Le programme, qui est géré conjointement par Transports Canada et Changement climatique Canada, tente de reprendre l’air depuis juin, mais n’a pas réussi à convaincre les fonctionnaires du Nunavut qu’il s’agit d’un service essentiel. Depuis le printemps, le Nunavut interdit les déplacements de non-résidents sur le territoire.

L’an dernier, le Dash 8 rouge vif utilisé dans le cadre du programme a effectué 49 missions et observé plus de 2 000 navires. Le bimoteur a repéré un petit déversement d’hydrocarbures d’environ 15,4 litres et a participé à deux opérations de recherche et de sauvetage.
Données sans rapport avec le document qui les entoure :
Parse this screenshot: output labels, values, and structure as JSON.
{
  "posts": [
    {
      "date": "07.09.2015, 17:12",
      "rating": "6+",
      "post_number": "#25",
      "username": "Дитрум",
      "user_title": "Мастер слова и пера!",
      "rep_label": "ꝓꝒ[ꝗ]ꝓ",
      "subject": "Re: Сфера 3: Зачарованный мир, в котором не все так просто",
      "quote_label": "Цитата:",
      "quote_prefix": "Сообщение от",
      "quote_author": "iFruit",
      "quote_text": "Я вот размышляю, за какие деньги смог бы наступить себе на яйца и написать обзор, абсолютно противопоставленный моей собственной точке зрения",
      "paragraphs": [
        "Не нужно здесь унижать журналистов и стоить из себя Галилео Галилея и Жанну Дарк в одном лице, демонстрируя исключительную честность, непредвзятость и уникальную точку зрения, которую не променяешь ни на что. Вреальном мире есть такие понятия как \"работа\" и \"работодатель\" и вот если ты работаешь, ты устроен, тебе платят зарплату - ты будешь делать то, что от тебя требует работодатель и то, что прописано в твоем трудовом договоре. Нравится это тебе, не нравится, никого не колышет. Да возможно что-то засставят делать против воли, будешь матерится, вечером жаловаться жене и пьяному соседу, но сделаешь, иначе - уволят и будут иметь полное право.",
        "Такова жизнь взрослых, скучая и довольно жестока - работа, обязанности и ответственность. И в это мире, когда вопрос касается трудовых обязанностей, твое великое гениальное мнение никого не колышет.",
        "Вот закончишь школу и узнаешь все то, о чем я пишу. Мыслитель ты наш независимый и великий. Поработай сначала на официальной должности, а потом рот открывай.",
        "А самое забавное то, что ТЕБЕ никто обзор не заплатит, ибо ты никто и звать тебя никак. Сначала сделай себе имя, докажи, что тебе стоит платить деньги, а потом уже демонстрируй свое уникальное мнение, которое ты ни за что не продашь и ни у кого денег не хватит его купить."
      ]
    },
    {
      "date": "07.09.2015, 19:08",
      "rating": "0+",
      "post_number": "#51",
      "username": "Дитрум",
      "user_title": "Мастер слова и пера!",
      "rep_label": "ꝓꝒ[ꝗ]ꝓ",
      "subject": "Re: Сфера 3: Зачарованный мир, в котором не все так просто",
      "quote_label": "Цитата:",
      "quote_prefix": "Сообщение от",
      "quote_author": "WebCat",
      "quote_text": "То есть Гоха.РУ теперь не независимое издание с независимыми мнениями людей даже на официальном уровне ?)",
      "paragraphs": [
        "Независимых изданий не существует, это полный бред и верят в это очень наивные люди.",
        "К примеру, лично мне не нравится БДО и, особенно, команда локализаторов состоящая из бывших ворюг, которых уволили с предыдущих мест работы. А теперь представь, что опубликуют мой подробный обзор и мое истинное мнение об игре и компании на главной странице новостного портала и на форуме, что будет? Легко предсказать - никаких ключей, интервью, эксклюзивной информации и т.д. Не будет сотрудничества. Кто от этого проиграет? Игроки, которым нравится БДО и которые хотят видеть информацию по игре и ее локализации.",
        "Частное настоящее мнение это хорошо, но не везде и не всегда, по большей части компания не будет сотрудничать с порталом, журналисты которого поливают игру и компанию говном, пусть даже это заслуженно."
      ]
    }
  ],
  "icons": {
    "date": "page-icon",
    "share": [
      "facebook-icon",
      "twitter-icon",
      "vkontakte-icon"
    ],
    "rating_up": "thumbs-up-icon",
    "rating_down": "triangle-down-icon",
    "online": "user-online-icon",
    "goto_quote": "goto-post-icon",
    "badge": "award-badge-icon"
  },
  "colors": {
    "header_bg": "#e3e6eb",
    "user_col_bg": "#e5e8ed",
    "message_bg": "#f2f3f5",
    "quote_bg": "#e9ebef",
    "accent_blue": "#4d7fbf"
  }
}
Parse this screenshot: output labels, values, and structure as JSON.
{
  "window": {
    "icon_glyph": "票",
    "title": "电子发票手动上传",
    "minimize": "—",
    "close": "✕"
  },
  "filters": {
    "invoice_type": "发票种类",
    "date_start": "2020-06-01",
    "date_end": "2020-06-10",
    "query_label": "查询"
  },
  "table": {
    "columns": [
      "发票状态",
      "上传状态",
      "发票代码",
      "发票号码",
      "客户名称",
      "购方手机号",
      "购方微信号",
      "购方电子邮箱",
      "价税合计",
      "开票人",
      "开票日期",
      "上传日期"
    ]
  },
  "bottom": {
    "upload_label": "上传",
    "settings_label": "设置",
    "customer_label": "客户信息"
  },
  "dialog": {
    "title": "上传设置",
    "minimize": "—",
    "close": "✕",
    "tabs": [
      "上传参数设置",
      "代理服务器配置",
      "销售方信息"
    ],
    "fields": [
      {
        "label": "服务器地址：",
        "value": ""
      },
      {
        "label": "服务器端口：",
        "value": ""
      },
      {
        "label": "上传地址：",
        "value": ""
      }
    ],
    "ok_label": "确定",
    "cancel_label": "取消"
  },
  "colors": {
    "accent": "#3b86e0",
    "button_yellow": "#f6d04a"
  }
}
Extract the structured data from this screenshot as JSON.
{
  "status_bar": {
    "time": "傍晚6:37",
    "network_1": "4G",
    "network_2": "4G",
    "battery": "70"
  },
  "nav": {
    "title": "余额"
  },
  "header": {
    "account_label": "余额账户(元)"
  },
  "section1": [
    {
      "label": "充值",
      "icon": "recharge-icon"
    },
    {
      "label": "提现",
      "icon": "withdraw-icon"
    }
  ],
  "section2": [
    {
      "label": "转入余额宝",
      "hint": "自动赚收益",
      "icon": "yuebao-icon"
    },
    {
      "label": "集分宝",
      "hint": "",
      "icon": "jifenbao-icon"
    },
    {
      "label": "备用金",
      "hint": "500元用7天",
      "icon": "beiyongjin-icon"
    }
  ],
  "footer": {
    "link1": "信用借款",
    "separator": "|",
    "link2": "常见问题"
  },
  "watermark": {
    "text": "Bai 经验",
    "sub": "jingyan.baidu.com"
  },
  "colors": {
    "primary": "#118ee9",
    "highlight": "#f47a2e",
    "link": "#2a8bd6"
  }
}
En cas de déversement majeur d’hydrocarbures, les gestionnaires du programme entendent demande aux autorités du Nunavut de ré-autoriser les survols. Dans un communiqué de presse, Transports Canada a indiqué qu’il « restera en état de disponibilité opérationnelle et redemandera une exemption en cas de tâche urgente liée à un incident de pollution par les hydrocarbures ».